Say No to Child Labour


We proudly say that India has the largest young population in the world. But, India is the home to the largest number of child laborers in the world too. What about that?

Child Labour dropped 60% in a decade, but still it is world’s highest: Number of children working in India has declined 60% from 12.6 million in 2001 to 4.9 million in 2010.  These children are working as domestic help, on streets, in factories and farmlands silently suffering abuse.

In December 2014, the U.S. Department of Labor issued a List of Goods Produced by Child Labor or Forced Labor and India figured among 74 countries where significant incidence of critical working conditions has been observed.

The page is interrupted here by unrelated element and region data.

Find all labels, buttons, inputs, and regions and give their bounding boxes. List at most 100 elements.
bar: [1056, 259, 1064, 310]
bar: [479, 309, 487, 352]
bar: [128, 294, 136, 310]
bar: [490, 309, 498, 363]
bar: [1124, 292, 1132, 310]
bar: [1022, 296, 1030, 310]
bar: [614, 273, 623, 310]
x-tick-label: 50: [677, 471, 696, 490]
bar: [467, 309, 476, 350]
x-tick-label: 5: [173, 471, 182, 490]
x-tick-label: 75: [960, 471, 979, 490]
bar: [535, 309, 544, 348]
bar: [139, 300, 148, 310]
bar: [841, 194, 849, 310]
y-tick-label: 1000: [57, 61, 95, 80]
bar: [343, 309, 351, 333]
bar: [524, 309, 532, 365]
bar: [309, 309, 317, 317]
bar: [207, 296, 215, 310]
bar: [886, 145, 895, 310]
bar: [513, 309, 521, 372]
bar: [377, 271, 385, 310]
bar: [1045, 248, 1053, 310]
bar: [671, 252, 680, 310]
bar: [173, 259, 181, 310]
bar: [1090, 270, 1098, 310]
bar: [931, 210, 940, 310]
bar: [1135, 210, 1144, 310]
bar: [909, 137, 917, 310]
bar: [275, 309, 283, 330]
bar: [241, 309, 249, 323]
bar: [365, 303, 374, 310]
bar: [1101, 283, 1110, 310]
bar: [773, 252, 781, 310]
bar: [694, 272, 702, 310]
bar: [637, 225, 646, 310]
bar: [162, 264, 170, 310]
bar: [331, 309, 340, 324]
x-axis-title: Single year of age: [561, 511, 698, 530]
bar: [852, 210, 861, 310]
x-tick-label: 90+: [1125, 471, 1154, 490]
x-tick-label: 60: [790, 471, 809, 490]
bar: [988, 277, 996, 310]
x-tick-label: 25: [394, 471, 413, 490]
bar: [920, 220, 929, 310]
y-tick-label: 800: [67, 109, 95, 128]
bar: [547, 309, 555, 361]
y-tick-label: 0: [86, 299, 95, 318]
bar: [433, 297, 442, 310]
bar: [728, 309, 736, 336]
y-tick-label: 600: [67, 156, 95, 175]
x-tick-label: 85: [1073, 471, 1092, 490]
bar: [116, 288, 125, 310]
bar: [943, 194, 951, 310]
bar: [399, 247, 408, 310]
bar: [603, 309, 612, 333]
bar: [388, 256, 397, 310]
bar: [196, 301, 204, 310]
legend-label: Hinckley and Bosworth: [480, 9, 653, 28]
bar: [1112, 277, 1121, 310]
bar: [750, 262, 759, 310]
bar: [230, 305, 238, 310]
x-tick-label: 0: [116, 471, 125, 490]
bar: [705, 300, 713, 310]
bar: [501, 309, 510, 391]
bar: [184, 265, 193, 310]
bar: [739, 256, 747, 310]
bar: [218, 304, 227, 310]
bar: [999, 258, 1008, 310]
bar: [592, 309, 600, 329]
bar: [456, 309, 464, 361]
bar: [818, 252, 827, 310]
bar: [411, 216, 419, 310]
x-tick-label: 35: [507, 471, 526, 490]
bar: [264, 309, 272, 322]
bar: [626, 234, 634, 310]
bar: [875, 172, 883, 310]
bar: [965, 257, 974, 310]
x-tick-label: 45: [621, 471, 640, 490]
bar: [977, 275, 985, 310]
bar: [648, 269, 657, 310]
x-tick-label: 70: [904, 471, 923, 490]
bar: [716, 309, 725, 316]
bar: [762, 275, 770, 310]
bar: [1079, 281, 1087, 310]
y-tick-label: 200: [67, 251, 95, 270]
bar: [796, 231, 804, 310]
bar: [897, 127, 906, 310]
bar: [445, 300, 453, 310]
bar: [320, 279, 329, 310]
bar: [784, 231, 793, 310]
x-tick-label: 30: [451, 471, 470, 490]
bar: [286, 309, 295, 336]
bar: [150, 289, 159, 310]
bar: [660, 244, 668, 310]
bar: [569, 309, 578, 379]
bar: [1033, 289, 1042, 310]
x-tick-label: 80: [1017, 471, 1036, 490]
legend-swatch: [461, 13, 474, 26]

Unlike any other country, India was attributed 23 goods, the majority of which is produced by child labor in the manufacturing sector.

A survey conducted by 7th All India Education Survey reveals below facts on Child Labor:

  • A study found that children were sent to work by compulsion and not by choice, mostly by parents, but with recruiter playing a crucial role in influencing decision.
  • When working outside the family, children put in an average of 21 hours of labour per week.
  • 19% of children employed work as domestic help.
  • 90% working children are in rural India.
  • 85% of working children are in the unorganized sectors.
  • About 80% of child labour is engaged in agricultural work.
  • Millions of children work to help their families because the adults do not have appropriate employment and income thus forfeiting schooling and opportunities to play and rest.
  • Children also work because there is demand for cheap labour.
  • Large numbers of children work because they do not have access to good quality schools.
  • Poor and bonded families often “sell” their children to contractors who promise profitable jobs in the cities and the children end up being employed in brothels, hotels and domestic work.
  • There are approximately 2 million child commercial sex workers between the age of 5 and 15 years and about 3.3 million between 15 and 18 years.
  • 500,000 children are forced into this trade every year.


So many government projects, so many NGOs trying their hard to eradicate it.....why we should not too as individuals.....???